In setting the bond, Woods said Tyler could leave home only under certain conditions and placed him under an electronic monitoring program.
Eiland, the second suspect, was jailed pending a District Court bond hearing today or tomorrow.
Tyler, 24, of Temple Hills, allegedly opened fire with a semiautomatic pistol on a Toyota 4Runner carrying Jay Bias and two friends. Bias, a former school basketball star, was pronounced dead in the same Leland Memorial Hospital emergency room where his brother died of cocaine ingestion in 1986.

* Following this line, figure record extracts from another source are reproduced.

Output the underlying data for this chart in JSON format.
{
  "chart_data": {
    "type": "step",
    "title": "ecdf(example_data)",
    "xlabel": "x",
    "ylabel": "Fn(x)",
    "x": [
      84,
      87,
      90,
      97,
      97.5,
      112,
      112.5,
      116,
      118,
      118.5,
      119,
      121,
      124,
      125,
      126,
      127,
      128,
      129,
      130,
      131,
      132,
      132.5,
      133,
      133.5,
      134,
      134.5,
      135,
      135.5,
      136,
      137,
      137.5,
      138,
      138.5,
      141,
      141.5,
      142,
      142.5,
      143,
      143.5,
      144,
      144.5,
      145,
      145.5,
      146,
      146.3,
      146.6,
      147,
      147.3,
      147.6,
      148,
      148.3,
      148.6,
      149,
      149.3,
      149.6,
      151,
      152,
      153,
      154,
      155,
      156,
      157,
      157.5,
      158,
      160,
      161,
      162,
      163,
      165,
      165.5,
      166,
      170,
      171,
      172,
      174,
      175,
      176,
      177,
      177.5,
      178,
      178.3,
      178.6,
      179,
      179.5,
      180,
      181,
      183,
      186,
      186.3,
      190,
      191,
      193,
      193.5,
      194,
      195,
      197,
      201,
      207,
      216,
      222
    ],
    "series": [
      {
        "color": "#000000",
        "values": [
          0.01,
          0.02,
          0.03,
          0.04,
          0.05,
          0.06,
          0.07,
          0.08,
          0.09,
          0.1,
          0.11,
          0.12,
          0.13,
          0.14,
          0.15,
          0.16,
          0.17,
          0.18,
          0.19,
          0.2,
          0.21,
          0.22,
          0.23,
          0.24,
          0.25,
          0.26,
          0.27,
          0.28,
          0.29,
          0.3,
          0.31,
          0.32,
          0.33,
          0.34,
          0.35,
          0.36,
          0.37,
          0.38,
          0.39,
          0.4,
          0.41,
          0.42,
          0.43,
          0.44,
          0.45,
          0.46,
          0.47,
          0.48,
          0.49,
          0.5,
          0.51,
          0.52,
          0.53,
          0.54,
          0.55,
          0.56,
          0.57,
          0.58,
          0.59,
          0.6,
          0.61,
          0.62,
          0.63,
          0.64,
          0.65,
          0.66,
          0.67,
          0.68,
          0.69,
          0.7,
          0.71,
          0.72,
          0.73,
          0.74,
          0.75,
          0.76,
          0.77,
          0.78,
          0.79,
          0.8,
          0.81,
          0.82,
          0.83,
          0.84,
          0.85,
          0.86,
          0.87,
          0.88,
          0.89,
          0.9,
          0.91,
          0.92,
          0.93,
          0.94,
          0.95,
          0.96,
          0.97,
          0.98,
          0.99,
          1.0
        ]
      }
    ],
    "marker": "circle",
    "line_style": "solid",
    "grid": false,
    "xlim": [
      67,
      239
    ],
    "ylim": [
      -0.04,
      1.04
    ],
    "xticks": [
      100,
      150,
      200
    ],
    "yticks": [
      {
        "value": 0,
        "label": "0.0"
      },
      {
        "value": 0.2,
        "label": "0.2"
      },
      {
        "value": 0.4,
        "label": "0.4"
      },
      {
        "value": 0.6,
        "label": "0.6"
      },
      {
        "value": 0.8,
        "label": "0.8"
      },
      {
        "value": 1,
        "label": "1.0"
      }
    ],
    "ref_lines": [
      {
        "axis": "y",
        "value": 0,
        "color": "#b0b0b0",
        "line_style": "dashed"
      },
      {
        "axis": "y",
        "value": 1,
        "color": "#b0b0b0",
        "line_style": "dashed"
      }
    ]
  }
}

Police said Tyler and Bias had argued in the mall, with Tyler accusing Bias of flirting with his wife, a jewelry store clerk.
Although the setting of bail for Tyler generated criticism, Tyler's attorney, Victor Houlon, said Woods "did the courageous and right thing."
Maryland law requires judges to set bail for all defendants except those charged with crimes punishable by death or life in prison, such as first-degree murder. In those cases, judges can deny bail.
Court rules list nearly 20 factors that judges must consider before making a ruling. Houlon argued last Thursday, and Woods agreed, that many of the factors weigh in Tyler's favor. He has lived in Prince George's all his life, for example, and has strong ties to the community, including a large family. He has never been convicted of a crime, Houlon said, and the only time he missed a court date was on a traffic charge.
Houlon, who said Tyler's family intends to pledge $50,000 worth of real estate as his bond, also told Woods that the Bias killing appeared to have been done in a fit of rage. He argued that those who commit such crimes rarely repeat them, and represent little danger to the public.